October is always welcome with a contemplative  glow surrounding me.  For those who don't like a writer's figurative style, that means I spend the month of October pondering the past, present, and future.  As I work on my new and old paintings, I began to contemplate my choice of music this morning.  I am listening to Collin Raye, yes, ladies and gentlemen, Country Music.  I asked myself the question, why am I listening to this?  Why is this music creating a peace inside of me?  Why am I craving the feeling this music brings to me?  One answer, NYC has left this part of me untouched.  No matter how long I am in NYC, I will always be a country girl at heart.  I will always be that girl who grew up loving the smell of a horse and all the "droppings" that come with the scent of a horse.  I will always be that girl who had the best summers of her life spending every single day in the barn listening to country music, who lived for the county fair each year, and who will not ever be ashamed of where I came from!!  As I continue to adapt to this new culture of NYC by walking through the streets of Manhattan annoyed with mindless tourists and always in a hurry, I will always be the girl who loved growing up in Wisconsin.

Thursday, October 7, 2010

NYC: The place to be? or The place not to be?

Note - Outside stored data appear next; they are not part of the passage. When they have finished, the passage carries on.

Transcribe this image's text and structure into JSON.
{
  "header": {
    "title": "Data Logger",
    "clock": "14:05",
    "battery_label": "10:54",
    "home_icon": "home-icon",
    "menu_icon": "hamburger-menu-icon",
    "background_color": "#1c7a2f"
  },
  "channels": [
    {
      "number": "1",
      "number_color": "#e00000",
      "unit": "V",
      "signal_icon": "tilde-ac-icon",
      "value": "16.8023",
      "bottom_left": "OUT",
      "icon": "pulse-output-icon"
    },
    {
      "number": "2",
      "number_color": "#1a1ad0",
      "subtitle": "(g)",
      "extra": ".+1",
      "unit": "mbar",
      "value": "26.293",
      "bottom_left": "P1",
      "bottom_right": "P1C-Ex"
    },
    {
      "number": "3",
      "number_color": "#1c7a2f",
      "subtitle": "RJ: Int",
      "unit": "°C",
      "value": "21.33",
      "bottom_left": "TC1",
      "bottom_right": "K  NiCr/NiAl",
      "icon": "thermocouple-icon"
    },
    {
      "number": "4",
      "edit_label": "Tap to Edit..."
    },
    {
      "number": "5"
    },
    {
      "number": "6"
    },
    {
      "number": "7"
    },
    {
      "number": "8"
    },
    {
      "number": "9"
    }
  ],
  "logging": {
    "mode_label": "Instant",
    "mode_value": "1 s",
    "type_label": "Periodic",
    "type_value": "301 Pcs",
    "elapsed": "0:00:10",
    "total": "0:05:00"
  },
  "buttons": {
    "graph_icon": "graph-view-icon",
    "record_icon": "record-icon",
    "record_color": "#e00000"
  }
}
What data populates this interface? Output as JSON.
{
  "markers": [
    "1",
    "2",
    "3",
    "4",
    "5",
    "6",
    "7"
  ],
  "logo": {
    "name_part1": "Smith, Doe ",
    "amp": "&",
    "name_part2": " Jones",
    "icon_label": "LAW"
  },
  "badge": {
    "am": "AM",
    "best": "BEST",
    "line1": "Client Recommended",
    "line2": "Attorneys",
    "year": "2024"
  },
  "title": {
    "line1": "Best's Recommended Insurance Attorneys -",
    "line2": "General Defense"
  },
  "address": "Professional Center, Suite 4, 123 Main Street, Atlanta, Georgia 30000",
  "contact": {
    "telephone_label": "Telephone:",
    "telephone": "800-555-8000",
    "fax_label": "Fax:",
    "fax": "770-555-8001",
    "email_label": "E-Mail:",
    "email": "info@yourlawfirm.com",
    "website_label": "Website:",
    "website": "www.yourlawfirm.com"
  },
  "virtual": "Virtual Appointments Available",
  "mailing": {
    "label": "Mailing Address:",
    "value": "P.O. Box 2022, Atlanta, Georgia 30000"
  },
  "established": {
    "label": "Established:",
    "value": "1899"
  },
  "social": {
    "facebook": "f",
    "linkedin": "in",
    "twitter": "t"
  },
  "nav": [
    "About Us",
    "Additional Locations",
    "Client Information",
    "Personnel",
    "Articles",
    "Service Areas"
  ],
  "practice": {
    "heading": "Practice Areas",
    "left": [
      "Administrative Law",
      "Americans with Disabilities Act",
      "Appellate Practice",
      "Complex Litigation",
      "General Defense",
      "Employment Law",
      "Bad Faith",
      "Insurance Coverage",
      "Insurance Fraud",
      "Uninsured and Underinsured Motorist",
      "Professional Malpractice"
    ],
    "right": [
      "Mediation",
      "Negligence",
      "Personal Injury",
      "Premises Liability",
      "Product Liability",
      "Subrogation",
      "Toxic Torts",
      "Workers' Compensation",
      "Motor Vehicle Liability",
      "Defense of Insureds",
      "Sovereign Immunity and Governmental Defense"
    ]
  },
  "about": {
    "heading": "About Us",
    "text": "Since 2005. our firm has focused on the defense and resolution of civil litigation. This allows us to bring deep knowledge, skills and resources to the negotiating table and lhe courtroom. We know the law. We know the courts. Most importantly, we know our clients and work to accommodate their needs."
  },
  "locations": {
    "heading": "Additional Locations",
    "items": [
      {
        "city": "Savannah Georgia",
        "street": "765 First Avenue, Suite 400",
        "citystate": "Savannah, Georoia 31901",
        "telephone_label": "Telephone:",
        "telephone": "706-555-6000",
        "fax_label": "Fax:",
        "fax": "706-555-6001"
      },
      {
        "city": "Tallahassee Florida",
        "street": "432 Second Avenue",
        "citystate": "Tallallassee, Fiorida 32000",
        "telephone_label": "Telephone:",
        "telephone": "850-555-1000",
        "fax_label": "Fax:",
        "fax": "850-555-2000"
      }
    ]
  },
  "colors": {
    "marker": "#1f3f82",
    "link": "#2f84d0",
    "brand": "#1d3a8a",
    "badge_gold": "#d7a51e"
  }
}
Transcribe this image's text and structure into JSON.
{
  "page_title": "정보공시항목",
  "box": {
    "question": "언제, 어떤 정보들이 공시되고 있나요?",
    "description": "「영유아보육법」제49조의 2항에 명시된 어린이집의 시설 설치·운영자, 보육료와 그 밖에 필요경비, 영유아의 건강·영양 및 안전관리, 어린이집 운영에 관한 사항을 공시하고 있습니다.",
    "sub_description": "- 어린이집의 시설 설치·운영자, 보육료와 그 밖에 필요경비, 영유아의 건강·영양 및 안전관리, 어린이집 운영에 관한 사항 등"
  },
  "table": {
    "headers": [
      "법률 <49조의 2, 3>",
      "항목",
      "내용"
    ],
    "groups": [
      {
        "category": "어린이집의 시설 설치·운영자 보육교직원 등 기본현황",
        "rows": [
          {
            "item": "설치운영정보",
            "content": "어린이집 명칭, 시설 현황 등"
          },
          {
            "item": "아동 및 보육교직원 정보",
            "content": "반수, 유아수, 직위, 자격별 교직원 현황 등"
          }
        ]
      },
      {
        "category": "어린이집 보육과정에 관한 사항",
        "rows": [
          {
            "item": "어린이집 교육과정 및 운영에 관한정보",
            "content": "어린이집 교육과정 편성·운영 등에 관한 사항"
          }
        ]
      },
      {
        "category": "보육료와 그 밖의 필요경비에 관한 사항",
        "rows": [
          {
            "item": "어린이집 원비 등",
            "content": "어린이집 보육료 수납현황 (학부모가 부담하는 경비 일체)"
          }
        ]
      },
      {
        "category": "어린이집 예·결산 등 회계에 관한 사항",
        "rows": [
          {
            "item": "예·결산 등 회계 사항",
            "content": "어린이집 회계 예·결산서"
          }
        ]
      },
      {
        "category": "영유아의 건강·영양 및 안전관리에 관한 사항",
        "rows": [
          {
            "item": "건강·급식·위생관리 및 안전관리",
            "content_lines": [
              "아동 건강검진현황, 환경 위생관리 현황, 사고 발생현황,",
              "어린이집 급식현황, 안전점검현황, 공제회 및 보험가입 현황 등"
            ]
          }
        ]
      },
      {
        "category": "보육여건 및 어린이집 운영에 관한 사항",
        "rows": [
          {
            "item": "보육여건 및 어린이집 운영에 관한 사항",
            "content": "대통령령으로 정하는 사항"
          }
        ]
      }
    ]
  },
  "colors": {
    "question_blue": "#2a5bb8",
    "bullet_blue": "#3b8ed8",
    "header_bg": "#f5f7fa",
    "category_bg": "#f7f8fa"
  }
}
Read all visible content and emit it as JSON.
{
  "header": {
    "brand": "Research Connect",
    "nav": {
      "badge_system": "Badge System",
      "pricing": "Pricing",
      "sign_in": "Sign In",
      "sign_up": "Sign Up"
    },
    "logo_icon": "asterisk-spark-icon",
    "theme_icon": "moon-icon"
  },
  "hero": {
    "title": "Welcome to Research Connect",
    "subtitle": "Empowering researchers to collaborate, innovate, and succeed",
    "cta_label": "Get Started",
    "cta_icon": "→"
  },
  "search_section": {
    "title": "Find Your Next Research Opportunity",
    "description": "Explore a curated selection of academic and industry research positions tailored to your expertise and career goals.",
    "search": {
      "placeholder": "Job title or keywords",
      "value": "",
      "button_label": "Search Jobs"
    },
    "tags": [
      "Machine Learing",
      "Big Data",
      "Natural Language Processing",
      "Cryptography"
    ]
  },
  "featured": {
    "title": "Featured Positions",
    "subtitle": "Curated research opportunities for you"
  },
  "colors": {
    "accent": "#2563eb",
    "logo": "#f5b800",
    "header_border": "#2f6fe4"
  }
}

As I walk through the streets of Manhattan everyday pushing through layers of people covering the sidewalk and playing chicken with the oncoming pedestrian traffic, I have to ask myself, "Why do I live here"?  Right now I cannot answer that question with any bit of clarity.  The answer will depend on the day you ask.  Many men may say, "that's a women for ya".  Well, so be it.  I reserve the right to change my mind with the sunrise of each day.  With that said, I have moments of living here where I see myself as the luckiest girl.  Last weekend I boarded the 7 train at TS and for some reason I was the "information desk" of the train.  Everyone who walked through the open doors came right up to me and asked me if the train went here or there.... did I mention, I was asked in every different language except English.  Well, a man I will refer to as "Mr. Brooklyn" really got a kick out of this and began sending passengers my way.  It was actually quite hilarious and I had a good laugh with a stranger until GC, where I exited and went about my life.  This would only happen in NYC.  So the debate will continue.  Place your bets people, will I stay or will I leave???